Sprague and McFarland also contend that the court erred in denying their motion to acquit. They argue that neither of them was sufficiently identified in court to support a conviction by the jury. Contrary to the defendants' contentions, the record discloses that the testimony of Officer Sutter and Police Matron Tibbetts was sufficient to identify Sprague and McFarland so that the jury rationally could have found beyond a reasonable doubt that each defendant committed the offense charged. See State v. Barry, 495 A.2d 825, 826 (Me. 1985).

Accordingly, we find no error in the court's denial of the defendants' motions to arrest judgment and to acquit.
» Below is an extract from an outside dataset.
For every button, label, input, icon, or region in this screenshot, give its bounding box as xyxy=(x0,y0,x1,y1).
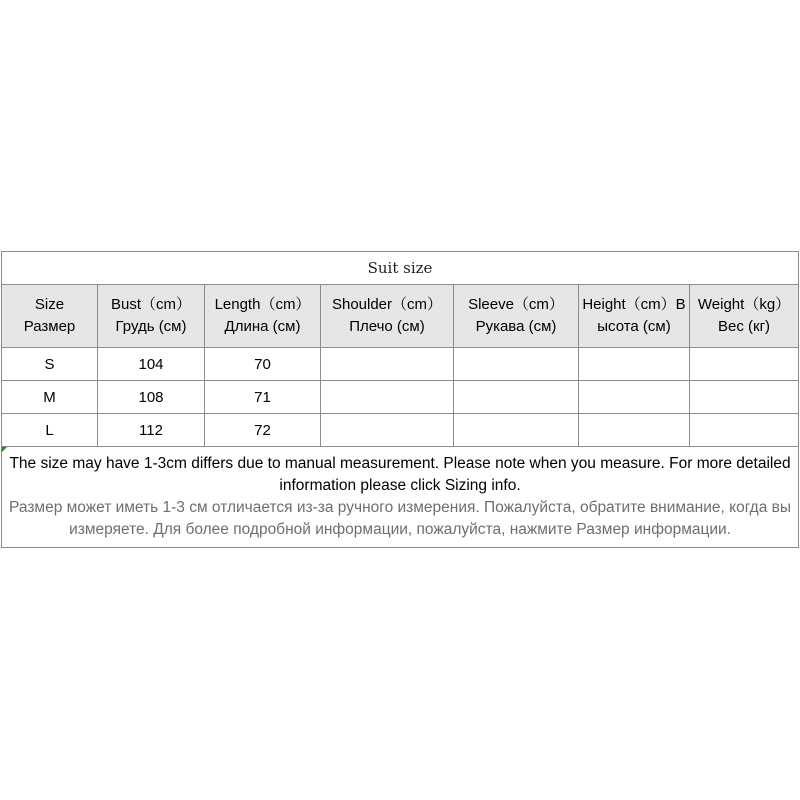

The entry is: Judgments affirmed.

All concurring.


[1] 17-A M.R.S.A § 751(1) (1983) provides: "A person is guilty of obstructing government administration if he uses force, violence, intimidation or engages in any criminal act with the intent to interfere with a public servant performing or purporting to perform an official function."

[2] Each complaint stated that on or about August 12, 1989, in the town of Boothbay Harbor, Lincoln County, Maine, the above named defendant did:

use force, violence or intimidation with the intent to interfere with a public servant, namely Boothbay Harbor Police Officer Scott Sutter, who was performing or purporting to perform an official function, namely the arrest of Jeffrey C. Clifford.